The Squam Conservation Internship provides skills and experience for future conservation professionals while working as the driving force behind the SLA’s conservation mission. This unpaid volunteer internship provides hands-on conservation work experience and certifications over a broad range of activities. Interns serve as campsite hosts and caretakers at our backcountry campsites, work toward the eradication of variable milfoil, engage both youth and adults in environmental education, and perform other conservation duties such as shoreline restoration and trail maintenance and construction. Learn more about the internship program here.

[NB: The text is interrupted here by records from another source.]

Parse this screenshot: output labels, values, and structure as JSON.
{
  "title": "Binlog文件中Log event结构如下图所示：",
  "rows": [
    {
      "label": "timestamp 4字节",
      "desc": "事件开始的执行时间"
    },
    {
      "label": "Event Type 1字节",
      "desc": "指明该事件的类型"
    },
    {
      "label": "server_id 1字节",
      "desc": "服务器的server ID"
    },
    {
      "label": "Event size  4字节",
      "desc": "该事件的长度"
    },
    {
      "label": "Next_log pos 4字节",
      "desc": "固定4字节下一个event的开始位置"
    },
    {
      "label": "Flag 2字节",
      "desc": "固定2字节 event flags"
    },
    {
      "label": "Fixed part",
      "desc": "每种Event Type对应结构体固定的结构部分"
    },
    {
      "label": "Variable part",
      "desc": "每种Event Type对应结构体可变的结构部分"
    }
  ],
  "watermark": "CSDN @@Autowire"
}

Squam Conservation Interns also regularly write about their experiences in the Squam Watershed.
The opportunity to band loons with the LPC was one the other interns and I could not pass up. We left SLA at 9:00 PM to go loon banding on one of the work boats, Calypso, and another smaller boat to go out and catch the loons in. The mission included tagging two adult loons and their two chicks. Going into it, I had no idea what to expect. I just figured it would probably be pretty hard to catch a loon. We arrived at Livermore cove and anchored Calypso, waiting in anticipation for it to be dark enough to begin the catch. Loons are smart birds, and if they see a boat coming up to them they’ll swim away, so, the strategy is to wait until it is dark enough so when we shine a very bright light in their direction they won’t be able to see what’s behind it.
Once it was dark enough five people headed out in the capture boat to fetch the first adult loon, while the rest of us stayed on Calypso trying to make out what was happening in the dark. Soon we saw the bright light skimming the surface of the water looking for the dark shadow of a loon, while fake loon calls were made to attract the loon. Quicker than expected, the light stopped moving, and I could see the glare of the loon’s eye’s reflecting with the light of the flashlight. Then the two sets of light moved closer and closer until there was only one. And then the second went out also. We knew it was a successful catch.
Once back on Calypso, EB volunteered to hold the loon while it was tagged. We all congregated around him trying to get the best view that we could, even though the loon's head was covered with a towel to keep it from seeing it’s surroundings and stressing it out more than it probably already was. I was surprised about how little movement the loon attempted, but that probably had something to do with the strong hug-like hold EB had around its body. The LPC's experienced loon banders worked as quickly as possible to put a green and silver band just above the loon’s foot, and to take a blood sample. The stress the loon was undergoing was soon evident when the loon began compulsively squirting poop all over the boat.
Soon it was time to let the loon go. We set it down in by the edge of the boat facing the direction it had come from and let it go. It quickly swam away, flapping it’s wings, and calling to it’s family.
In the next round of capture, the other parent and it’s two babies were caught. We all took turns passing around the fuzzy little babies, and getting pooped on. We could hardly mind getting pooped on because getting the opportunity to hold baby loon was well worth it, and something I will never forget.
Disclaimer: Do not try this at home.